Foi apenas um voo de teste, mas foi um voo de teste para sempre.
Depois de um apagão de comunicações estressante de seis minutos, durante o qual a espaçonave Artemis II Orion disparou pela atmosfera da Terra a mais de 40.000 quilômetros por hora – atingindo temperaturas de mais de 4.000 graus Fahrenheit – a tripulação do Artemis II caiu com segurança no Oceano Pacífico na sexta-feira.

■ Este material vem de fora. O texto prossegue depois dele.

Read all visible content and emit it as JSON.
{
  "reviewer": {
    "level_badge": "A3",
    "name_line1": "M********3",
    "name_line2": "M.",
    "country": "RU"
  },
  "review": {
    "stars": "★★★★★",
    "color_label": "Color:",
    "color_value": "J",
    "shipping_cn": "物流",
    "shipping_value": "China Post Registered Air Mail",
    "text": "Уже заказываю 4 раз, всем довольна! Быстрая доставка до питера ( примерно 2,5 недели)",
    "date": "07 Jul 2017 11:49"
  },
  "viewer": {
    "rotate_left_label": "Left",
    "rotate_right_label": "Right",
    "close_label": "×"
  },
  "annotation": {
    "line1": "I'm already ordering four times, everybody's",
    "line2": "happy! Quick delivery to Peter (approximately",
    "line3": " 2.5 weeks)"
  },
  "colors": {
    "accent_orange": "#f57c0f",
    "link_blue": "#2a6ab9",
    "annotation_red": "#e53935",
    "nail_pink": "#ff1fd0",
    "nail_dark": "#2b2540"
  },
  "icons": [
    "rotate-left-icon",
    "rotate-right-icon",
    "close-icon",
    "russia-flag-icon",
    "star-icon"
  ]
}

Quando a tripulação de quatro pessoas – o comandante Reid Wiseman, o piloto Victor Glover e os especialistas da missão Christina Koch e Jeremy Hansen – foi lançada ao espaço, a NASA tinha uma lacuna de dados de cinco décadas nos seus registos. A agência levou humanos à Lua pela última vez em 1972. Alguma memória muscular teria que ser reaprendida.
Por que escrevemos isso?
A missão Artemis II foi concluída com um retorno seguro à Terra. A missão reacendeu a “alegria lunar” para o público e fez progressos científicos, que a NASA pretende expandir nas próximas fases do ambicioso programa Artemis.
A NASA tinha dois objetivos gerais para o Artemis II: garantir que a espaçonave Orion – o lar de todos os astronautas em futuras missões Artemis – pudesse operar com segurança no espaço profundo; e aprender o máximo que puderem sobre a lua por meio de observações durante seu sobrevoo lunar.
A missão de 10 dias quebrou recordes e foi um sucesso quase total.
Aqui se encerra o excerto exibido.